三年坂 火の夢

作者:早瀬乱講談社文庫
第52回江戸川乱歩賞受賞作。
20世紀目前の明治時代中期の東京。火事が起きるたびに町の多くが焼失していた。
火事が起きる直前に人力車の車夫が目撃され、彼が火をつけて回っているという噂が流れた。
その数年後、帝大生の兄が腹を負傷し、「三年坂で転んでね」という言葉を残し、死亡する。
弟の実之は、失踪した父と死亡した兄の死因を調べるため、上京する。
一方、予備校講師の高嶋と立川は、東京の火事の原因に帝都転覆計画があると予想し、調査を始める。
実之の行動は「三年坂」、高嶋の思考は「火の坂」に収録され、交互に物語は進む。
クライマックスで実之と高嶋は邂逅するが、そこでどんでん返しがあった。
乱歩賞というミステリーなのに、殺人より、何のために放火するのかという主題が真新しい。

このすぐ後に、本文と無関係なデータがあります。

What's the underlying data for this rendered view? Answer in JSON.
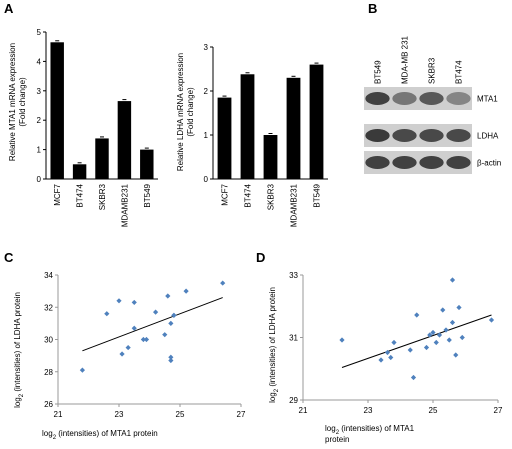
{
  "panels": {
    "a": "A",
    "b": "B",
    "c": "C",
    "d": "D"
  },
  "chart_data": [
    {
      "id": "A1",
      "type": "bar",
      "categories": [
        "MCF7",
        "BT474",
        "SKBR3",
        "MDAMB231",
        "BT549"
      ],
      "values": [
        4.65,
        0.5,
        1.38,
        2.65,
        1.0
      ],
      "ylabel_line1": "Relative MTA1 mRNA expression",
      "ylabel_line2": "(Fold change)",
      "ylim": [
        0,
        5
      ],
      "yticks": [
        "0",
        "1",
        "2",
        "3",
        "4",
        "5"
      ]
    },
    {
      "id": "A2",
      "type": "bar",
      "categories": [
        "MCF7",
        "BT474",
        "SKBR3",
        "MDAMB231",
        "BT549"
      ],
      "values": [
        1.85,
        2.38,
        1.0,
        2.3,
        2.6
      ],
      "ylabel_line1": "Relative LDHA mRNA expression",
      "ylabel_line2": "(Fold change)",
      "ylim": [
        0,
        3
      ],
      "yticks": [
        "0",
        "1",
        "2",
        "3"
      ]
    },
    {
      "id": "C",
      "type": "scatter",
      "x": [
        21.8,
        22.6,
        23.0,
        23.1,
        23.3,
        23.5,
        23.5,
        23.8,
        23.9,
        24.2,
        24.5,
        24.6,
        24.7,
        24.7,
        24.7,
        24.8,
        24.8,
        25.2,
        26.4
      ],
      "y": [
        28.1,
        31.6,
        32.4,
        29.1,
        29.5,
        30.7,
        32.3,
        30.0,
        30.0,
        31.7,
        30.3,
        32.7,
        31.0,
        28.9,
        28.7,
        31.5,
        31.5,
        33.0,
        33.5
      ],
      "trendline": [
        [
          21.8,
          29.3
        ],
        [
          26.4,
          32.6
        ]
      ],
      "xlim": [
        21,
        27
      ],
      "ylim": [
        26,
        34
      ],
      "xticks": [
        "21",
        "23",
        "25",
        "27"
      ],
      "yticks": [
        "26",
        "28",
        "30",
        "32",
        "34"
      ],
      "xlabel_pre": "log",
      "xlabel_sub": "2",
      "xlabel_post": " (intensities) of MTA1 protein",
      "ylabel_pre": "log",
      "ylabel_sub": "2",
      "ylabel_post": " (intensities) of LDHA protein"
    },
    {
      "id": "D",
      "type": "scatter",
      "x": [
        22.2,
        23.4,
        23.6,
        23.7,
        23.8,
        24.3,
        24.4,
        24.5,
        24.8,
        24.9,
        25.0,
        25.1,
        25.2,
        25.3,
        25.4,
        25.5,
        25.6,
        25.6,
        25.7,
        25.8,
        25.9,
        26.8
      ],
      "y": [
        31.4,
        30.6,
        30.9,
        30.7,
        31.3,
        31.0,
        29.9,
        32.4,
        31.1,
        31.6,
        31.7,
        31.3,
        31.6,
        32.6,
        31.8,
        31.4,
        32.1,
        33.8,
        30.8,
        32.7,
        31.5,
        32.2
      ],
      "trendline": [
        [
          22.2,
          30.3
        ],
        [
          26.8,
          32.4
        ]
      ],
      "xlim": [
        21,
        27
      ],
      "ylim": [
        29,
        34
      ],
      "xticks": [
        "21",
        "23",
        "25",
        "27"
      ],
      "yticks": [
        "29",
        "31",
        "33"
      ],
      "xlabel_pre": "log",
      "xlabel_sub": "2",
      "xlabel_post": " (intensities) of MTA1",
      "xlabel_line2": "protein",
      "ylabel_pre": "log",
      "ylabel_sub": "2",
      "ylabel_post": " (intensities) of LDHA protein"
    }
  ],
  "blot": {
    "cell_lines": [
      "BT549",
      "MDA-MB 231",
      "SKBR3",
      "BT474"
    ],
    "proteins": [
      "MTA1",
      "LDHA",
      "β-actin"
    ],
    "intensities": [
      [
        0.9,
        0.55,
        0.75,
        0.45
      ],
      [
        0.95,
        0.85,
        0.85,
        0.85
      ],
      [
        0.9,
        0.9,
        0.9,
        0.9
      ]
    ]
  }
}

電気などライフラインが整備されず、鉄道網もこれからという薄暗い東京を舞台にしたミステリー。
近代化する直前の明るさと文明開化以前の暗闇が融合され、妖しい雰囲気が満ちている。
推理小説としての謎ときの部分は少し弱いが、馴染みのある坂が出てきて、身近に感じることができた。
ここに出てくる坂はほとんど知っているので、ドキュメンタリーを見ているようだった。